Isso nos recorre a vários assuntos, como os transgênicos. Várias pessoas insistem em afirmar que os cientistas e as associações que endossam o consenso de que tais não trazem consequência nefasta alguma que os alimentos normais não trariam são financiadas por grandes corporações. Em primeiro lugar, há de se fornecer evidências para essa afirmação. Em segundo lugar, mesmo que as pesquisas sejam mesmo financiadas por tais “grandes corporações”, elas fornecem evidências tão claras que nem as organizações de medicina e saúde mais renomadas do mundo (como a Organização Mundial da Saúde) se atrevem a negá-las. Alguns outros dizem que os cientistas são financiados para não fazer pesquisas que fazem dos malefícios dos transgênicos. No entanto, acho muito difícil que as grandes agências consigam rastrear todos os cientistas do mundo que tentam provar isso e os paguem um valor consideravelmente grande para fazê-los sucumbir à moral ao próprio dinheiro.

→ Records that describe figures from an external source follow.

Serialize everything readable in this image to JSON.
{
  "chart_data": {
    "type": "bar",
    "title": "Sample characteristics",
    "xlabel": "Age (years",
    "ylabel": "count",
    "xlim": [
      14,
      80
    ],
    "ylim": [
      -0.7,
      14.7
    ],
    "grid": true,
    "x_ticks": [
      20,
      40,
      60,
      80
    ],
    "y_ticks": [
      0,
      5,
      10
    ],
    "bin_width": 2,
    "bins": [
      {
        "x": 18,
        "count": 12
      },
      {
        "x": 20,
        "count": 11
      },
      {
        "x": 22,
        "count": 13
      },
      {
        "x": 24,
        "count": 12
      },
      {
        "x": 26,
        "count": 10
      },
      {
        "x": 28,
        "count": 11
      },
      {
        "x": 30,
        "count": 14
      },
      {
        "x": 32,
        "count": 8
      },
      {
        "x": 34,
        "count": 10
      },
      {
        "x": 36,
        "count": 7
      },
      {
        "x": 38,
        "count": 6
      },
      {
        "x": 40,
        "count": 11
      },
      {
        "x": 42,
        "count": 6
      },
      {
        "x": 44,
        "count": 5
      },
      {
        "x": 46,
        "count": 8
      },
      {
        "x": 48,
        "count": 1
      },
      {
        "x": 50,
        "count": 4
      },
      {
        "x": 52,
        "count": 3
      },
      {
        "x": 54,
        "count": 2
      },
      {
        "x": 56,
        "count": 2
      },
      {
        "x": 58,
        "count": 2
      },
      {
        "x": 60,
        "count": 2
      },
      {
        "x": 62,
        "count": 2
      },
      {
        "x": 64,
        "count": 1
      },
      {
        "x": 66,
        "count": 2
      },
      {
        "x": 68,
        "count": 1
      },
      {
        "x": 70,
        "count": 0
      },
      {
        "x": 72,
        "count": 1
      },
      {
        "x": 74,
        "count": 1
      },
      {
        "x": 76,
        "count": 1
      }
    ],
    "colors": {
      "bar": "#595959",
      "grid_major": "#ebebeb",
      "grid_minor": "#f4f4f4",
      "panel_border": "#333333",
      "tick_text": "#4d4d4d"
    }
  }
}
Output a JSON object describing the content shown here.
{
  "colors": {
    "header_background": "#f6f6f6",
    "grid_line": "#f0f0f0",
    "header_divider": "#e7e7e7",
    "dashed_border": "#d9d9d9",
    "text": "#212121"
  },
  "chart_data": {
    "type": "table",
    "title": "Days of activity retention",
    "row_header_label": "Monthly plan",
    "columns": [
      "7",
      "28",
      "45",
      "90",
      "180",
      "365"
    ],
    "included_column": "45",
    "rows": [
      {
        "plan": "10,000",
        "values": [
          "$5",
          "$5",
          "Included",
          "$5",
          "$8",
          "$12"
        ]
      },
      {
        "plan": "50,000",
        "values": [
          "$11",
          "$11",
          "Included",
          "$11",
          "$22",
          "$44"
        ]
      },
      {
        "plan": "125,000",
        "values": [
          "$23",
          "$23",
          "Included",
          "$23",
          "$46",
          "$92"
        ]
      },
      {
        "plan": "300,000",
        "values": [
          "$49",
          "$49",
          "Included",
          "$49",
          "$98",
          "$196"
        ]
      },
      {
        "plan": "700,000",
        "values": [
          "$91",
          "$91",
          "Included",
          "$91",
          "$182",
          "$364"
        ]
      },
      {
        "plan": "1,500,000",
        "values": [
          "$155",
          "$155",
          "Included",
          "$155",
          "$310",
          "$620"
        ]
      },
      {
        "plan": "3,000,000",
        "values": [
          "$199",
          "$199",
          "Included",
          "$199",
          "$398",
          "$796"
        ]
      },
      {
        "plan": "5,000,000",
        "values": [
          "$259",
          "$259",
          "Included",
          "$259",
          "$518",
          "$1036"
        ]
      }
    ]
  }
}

Outros muitos acusam as revistas científicas de trabalharem tal qual a mídia, fornecendo as evidências a favor de determinado assunto e ocultando as que são contra. A afirmação seria até verdadeira se não existissem várias e várias revistas científicas no mundo, nem mesmo várias e várias universidades. Também acho muito difícil que as grandes corporações venham a financiar todas elas. O que, na verdade, prejudica, muitas vezes, a ciência é a própria mídia. Às vezes, ela trata a ciência como se fosse uma ideologia, em que deve-se apresentar argumentos “a favor” e “contra” em suas notícias. Na verdade, o que deve ser apresentado são as evidências (principalmente, porque a mídia tem, como principal público, as pessoas leigas). Divulgar argumentos “a favor” e “contra” prejudica, muitas vezes, o conhecimento científico. Um bom exemplo é o consenso do aquecimento global, que é de 97%, mas, do modo que muitos veículos de comunicação expõem, ele parece ser de 50%, havendo, ainda, um debate sobre se o evento realmente existe e se é causado por ações antrópicas. Isso estimula a negação da ciência. Isso é terrível!
E não é apenas a conspiração de que a ciência pode ser movida por interesses que ajuda em sua negação. O fato da superposição de alguns paradigmas também é mixado a isso. Muitos alegam que determinado artigo é falso tomando como base a sobreposição de ideias que a ciência possui. Alegam que, só por causa disso, qualquer artigo torna-se, necessariamente, falso. Aliás, qualquer artigo não, já que o argumento é utilizado apenas para aquelas publicações que não entram em consonância com as opiniões de quem fala.
Em suma, é visível a influência pós-moderna que tais argumentos possuem. Nota-se, com facilidade, que eles possuem um leve ou grave caráter irracional (fáceis, portanto, de serem adotados por aqueles que não possuem um conhecimento epistemológico apurado). Não sei como posso combater tais discursos senão escrevendo refutações para eles, já que eles são, muitas vezes, ensinados nas próprias academias, então, agradeço se alguém puder compartilhar este texto.
É notória a explicação do por quê de tais discursos de negação da ciência abordados serem tão disseminados: é mais fácil conspirar contra os cientistas do que produzir evidências bem corroboradas que vão contra as que eles alegam. Em suma, os argumentos não são sequer razoáveis, porque, como supracitado, abrem brechas para um ceticismo arbitrário e não possuem evidências que os sustentem.